James Gorin von Grozny, from Devon, paid £150 for the work which he believes was painted by Sir Edwin Landseer in 1838.
But art experts say Landseer would have had no call to paint the sisters who were not famous at that date.
The only known portrait of the sisters was painted by their brother, Branwell.
In the painting, the figure believed to be Emily Bronte holds a pen and notebook, whilst Charlotte stands and Anne looks away to one side.
Mr Gorin von Gronzy had originally bought a different picture of three sisters from an auction house, but when he went to collect it, it had disappeared.
He said the auction house offered him a refund, or the picture he now believes is of the Bronte sisters.
Professor Francis O' Gorman, of the University of Leeds, an expert in Victorian Literature, said he was doubtful that the painting depicted the Bronte sisters.
"The Brontes were unheard of outside their family circle in 1838.
"There was nothing in the public domain which might have attracted one of the most famous painters of the early Victorian period to stop by and paint them", he said.
However, Mr Gorin von Grozny said that Landseer could have travelled through the Brontes' home town of Haworth whilst visiting his friend John Nussey at Bolton Hall in Yorkshire.
Nussey was the also brother of Charlotte Bronte's friend Ellen.
Mr Gorin von Gronzy said a small 'EL' monogram and the date 1838 visible in the crook of 'Charlotte's' arm, led to his belief that Landseer was the artist.
It is thought that the key to the painting's authenticity could lay in a sketch of a knee on the back of the portrait.
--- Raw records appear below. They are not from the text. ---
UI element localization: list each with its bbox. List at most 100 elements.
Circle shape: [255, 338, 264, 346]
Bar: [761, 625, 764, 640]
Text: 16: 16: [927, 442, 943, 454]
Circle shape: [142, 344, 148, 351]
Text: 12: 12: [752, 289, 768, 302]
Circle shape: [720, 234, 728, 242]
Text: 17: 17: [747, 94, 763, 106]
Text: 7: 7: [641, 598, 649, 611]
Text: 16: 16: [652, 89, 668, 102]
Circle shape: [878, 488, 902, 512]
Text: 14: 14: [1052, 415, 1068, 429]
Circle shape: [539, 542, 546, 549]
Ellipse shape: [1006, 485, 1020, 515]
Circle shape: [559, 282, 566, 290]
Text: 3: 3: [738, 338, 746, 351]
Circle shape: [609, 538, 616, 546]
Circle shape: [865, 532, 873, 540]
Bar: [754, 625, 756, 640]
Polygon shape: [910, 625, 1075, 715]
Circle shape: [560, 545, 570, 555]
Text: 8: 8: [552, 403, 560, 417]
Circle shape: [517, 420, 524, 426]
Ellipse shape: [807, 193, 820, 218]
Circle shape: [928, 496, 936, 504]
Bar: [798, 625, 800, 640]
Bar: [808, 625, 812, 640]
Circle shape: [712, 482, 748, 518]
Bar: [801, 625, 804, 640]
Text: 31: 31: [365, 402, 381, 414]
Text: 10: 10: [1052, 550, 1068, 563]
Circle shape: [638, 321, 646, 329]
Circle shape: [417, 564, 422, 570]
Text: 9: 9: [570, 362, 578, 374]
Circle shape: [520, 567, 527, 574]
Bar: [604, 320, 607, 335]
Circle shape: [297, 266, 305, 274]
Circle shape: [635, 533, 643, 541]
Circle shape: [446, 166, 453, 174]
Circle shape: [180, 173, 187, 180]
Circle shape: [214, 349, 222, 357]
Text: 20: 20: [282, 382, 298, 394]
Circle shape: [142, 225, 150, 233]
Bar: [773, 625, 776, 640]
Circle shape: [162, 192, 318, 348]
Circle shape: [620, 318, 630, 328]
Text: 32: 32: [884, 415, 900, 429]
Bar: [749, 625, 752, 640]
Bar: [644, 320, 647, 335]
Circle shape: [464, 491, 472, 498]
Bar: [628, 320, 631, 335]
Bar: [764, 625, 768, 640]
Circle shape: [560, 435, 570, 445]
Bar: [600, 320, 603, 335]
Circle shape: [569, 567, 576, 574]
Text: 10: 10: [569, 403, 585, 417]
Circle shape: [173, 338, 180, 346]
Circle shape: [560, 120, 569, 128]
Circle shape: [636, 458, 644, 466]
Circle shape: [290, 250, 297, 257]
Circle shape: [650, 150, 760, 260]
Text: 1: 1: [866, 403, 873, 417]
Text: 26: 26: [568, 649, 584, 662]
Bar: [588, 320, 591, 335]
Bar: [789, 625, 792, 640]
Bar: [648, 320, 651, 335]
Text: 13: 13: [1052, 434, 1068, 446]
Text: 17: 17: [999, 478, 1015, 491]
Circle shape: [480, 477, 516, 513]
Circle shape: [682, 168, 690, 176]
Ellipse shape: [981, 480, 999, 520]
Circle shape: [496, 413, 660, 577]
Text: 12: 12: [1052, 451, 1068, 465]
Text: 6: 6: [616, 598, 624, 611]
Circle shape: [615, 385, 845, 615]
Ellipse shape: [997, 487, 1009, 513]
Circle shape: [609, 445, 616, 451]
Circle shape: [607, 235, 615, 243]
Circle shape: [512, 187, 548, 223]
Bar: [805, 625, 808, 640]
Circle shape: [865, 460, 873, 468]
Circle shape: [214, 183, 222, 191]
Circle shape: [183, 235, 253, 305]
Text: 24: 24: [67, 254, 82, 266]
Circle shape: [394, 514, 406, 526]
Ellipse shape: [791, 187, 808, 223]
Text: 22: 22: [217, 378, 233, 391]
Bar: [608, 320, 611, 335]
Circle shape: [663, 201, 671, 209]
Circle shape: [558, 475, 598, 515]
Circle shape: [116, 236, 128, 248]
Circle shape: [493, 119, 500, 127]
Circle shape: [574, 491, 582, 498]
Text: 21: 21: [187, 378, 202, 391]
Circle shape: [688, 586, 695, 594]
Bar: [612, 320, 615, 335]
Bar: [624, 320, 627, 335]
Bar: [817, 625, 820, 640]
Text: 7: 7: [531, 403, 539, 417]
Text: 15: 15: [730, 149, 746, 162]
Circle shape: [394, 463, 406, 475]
The sketch apparently shows a leg with a three inch scar just below the knee.
Mr Gorin von Grozny argued that a painting by Charlotte Bronte depicting a shepherdess, apparently with a similar scar on her leg, could have been a self-portrait.
The painting of the shepherdess by Bronte, based on Solitude at Dawn by Johann Henry Fuseli, appeared in a book called The Art of the Brontes.
And that would all be really exciting if there weren't big, huge 'but's to everything. And there's practically no need to write the arguments as a quick look at the picture clearly tells that these are not the Brontë sisters. Being three and holding a pen - when they were nearly 10 years away from becoming published authors - is not enough: the dresses, the faces, etc. seem to be all wrong, not to mention that the Edward Landseer - John Nussey - Ellen Nussey - Charlotte Brontë theory is a bit tenuous to put it mildly.